2025年9月22日に、国際刑事裁判所(以下ICC)が公開した「起訴内容を含む文書」の編集済み一般公開版によると、ドゥテルテ氏には以下の罪が問われている。
第1項目:
2013年から2016年頃にかけて、ダバオ市長在任中に発生した少なくとも9件の事件において、19人を殺害したとされる「人道に対する罪としての殺人」。この罪は、間接的な共犯、命令、教唆、または幇助によって行われたとされている。
第2項目:
2016年から2017年頃の大統領在任中、フィリピン各地で「ハイバリュー・ターゲット(重要標的)」とされた14人が関与した、少なくとも10件から14件の事件において、「人道に対する罪としての殺人」の罪で起訴された。この罪は、間接的な共犯、または命令・教唆・幇助によって行われたとされている。
第3項目:
2016年から2018年頃の大統領在任中、フィリピン全土で実施された「バランガイ(行政区)・クリアランス作戦」に関連し、45人(うち43人が死亡)を対象とした15件から49件の事件において、「人道に対する罪としての殺人および殺人未遂」の罪で起訴された。この罪も、間接的な共犯、あるいは命令・教唆・幇助によって行われたとされている。

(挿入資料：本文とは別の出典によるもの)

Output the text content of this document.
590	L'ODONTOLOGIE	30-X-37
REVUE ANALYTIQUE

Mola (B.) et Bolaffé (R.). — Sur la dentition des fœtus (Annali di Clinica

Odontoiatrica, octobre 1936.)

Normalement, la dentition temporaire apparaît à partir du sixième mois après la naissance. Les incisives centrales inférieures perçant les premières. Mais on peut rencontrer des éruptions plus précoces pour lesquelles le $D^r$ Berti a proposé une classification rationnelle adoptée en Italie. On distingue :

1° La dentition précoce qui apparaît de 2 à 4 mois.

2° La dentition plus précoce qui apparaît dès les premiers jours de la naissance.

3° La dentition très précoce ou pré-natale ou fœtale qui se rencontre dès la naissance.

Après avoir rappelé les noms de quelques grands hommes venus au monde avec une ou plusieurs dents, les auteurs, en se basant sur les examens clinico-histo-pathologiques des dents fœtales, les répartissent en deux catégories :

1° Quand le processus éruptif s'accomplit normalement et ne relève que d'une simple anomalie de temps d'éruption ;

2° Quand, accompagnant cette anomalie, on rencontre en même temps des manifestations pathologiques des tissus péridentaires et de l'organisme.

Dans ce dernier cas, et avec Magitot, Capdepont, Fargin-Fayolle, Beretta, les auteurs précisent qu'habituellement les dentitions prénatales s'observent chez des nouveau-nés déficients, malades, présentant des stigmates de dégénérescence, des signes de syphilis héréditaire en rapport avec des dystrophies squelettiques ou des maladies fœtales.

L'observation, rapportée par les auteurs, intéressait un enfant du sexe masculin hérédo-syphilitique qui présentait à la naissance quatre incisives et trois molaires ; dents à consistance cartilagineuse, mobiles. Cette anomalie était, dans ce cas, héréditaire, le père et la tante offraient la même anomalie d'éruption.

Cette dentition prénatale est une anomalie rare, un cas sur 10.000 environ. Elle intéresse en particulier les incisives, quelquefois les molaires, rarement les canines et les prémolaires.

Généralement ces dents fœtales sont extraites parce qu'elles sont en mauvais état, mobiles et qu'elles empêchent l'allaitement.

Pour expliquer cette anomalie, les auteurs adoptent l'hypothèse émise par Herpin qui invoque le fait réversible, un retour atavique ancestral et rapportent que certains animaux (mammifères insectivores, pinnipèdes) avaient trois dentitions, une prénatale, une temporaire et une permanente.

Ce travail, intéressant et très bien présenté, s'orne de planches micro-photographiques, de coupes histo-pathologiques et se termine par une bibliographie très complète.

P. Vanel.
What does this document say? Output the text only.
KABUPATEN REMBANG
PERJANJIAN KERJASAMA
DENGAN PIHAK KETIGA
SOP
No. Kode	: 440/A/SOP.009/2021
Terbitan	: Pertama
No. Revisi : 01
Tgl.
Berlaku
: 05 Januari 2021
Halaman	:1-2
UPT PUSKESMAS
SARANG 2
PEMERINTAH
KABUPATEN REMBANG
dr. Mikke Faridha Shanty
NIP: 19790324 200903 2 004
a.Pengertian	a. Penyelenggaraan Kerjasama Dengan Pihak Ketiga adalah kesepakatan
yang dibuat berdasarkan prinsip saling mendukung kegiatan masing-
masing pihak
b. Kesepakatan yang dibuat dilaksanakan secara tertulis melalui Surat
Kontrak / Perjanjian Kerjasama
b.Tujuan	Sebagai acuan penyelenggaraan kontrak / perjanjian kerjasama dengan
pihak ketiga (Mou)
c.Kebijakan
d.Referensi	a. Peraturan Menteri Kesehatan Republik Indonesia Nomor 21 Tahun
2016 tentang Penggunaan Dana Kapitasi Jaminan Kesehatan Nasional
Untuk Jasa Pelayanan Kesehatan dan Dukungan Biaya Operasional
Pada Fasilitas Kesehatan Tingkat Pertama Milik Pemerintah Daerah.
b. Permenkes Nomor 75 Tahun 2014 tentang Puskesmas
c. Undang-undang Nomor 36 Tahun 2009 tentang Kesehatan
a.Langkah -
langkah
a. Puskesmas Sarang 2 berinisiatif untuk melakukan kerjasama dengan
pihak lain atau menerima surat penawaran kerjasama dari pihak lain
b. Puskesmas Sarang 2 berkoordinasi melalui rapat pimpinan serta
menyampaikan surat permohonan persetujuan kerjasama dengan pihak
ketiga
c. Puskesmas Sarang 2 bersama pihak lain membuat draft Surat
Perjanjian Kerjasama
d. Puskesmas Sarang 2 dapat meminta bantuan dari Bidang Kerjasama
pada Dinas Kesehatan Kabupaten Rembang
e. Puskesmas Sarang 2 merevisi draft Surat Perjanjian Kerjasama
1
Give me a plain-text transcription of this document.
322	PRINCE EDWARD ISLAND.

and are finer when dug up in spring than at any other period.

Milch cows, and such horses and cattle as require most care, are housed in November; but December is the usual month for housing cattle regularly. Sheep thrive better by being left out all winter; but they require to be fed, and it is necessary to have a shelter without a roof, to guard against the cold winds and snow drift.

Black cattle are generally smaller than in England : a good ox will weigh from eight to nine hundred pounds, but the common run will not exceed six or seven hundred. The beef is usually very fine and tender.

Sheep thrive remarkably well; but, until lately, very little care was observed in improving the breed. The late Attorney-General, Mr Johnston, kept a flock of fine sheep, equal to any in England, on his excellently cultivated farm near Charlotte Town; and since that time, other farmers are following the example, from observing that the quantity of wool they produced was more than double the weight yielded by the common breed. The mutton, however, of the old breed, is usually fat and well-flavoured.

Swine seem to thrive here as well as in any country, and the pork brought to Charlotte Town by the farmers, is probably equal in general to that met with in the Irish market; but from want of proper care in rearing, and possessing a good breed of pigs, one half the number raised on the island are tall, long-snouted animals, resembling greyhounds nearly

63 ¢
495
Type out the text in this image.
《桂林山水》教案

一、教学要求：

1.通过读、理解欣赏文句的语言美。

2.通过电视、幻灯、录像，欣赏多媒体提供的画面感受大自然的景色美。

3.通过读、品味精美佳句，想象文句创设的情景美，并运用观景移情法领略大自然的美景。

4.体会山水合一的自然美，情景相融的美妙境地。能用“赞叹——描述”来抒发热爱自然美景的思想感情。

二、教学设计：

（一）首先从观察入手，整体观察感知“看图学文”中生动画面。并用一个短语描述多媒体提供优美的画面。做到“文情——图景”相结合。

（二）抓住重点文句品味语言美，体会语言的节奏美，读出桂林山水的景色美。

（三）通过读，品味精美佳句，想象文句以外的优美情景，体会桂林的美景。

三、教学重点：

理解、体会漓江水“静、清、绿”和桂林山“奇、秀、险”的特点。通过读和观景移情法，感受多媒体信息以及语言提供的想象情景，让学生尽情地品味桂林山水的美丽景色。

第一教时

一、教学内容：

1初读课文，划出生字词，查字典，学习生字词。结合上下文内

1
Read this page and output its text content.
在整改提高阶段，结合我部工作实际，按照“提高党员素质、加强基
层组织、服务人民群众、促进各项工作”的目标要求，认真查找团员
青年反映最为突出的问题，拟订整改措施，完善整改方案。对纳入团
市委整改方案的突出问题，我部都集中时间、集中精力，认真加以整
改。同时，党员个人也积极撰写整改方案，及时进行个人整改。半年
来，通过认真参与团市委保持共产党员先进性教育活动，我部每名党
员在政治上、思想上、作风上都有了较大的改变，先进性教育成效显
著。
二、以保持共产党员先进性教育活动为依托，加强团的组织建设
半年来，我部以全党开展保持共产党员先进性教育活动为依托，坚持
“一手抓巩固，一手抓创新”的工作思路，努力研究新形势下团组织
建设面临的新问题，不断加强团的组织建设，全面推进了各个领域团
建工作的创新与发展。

ICCは、ドゥテルテ氏が起訴された殺人および殺人未遂について、「起訴された期間中の被害の実態は、起訴内容に示された件数をはるかに上回っており、その広範かつ組織的な攻撃の性質がそれを示している」と指摘した。
ICCが公表した文書によれば、「ドゥテルテ氏とその共犯者らは、国家警察(PNP)、麻薬取締庁(PDEA)、国家捜査局(NBI)、矯正局(Bureau of Corrections)などの法執行機関の職員に加え、非警察系の協力者や殺し屋を含む『国家関係者ネットワーク』を構築した。彼らは、共通の計画(コモン・プラン)に基づき、DDS(ダバオ・デス・スクワッド)と同様の手法で、犯罪容疑者の殺害作戦を実行していた」とされている。
さらに、「被害者の一部は、『PRRD(President Rodrigo Roa Duterte)リスト』に記載されており、標的はその『価値』に応じてレベル1から5に分類されていた。
このリストに基づき標的を殺害した警察官は、通常の公式な報奨制度とは別に存在する秘密の報奨制度を通じて、標的のレベルに応じて5万〜100万フィリピン・ペソの報奨金を受け取ることができた」とも記されている。
またICCは、3月に逮捕されたドゥテルテ氏の訴訟に関し、弁護人から「被告は裁判を受けられる状態にない」との申し立てがあったことを受け、予定されていた予備審問の開始を延期した。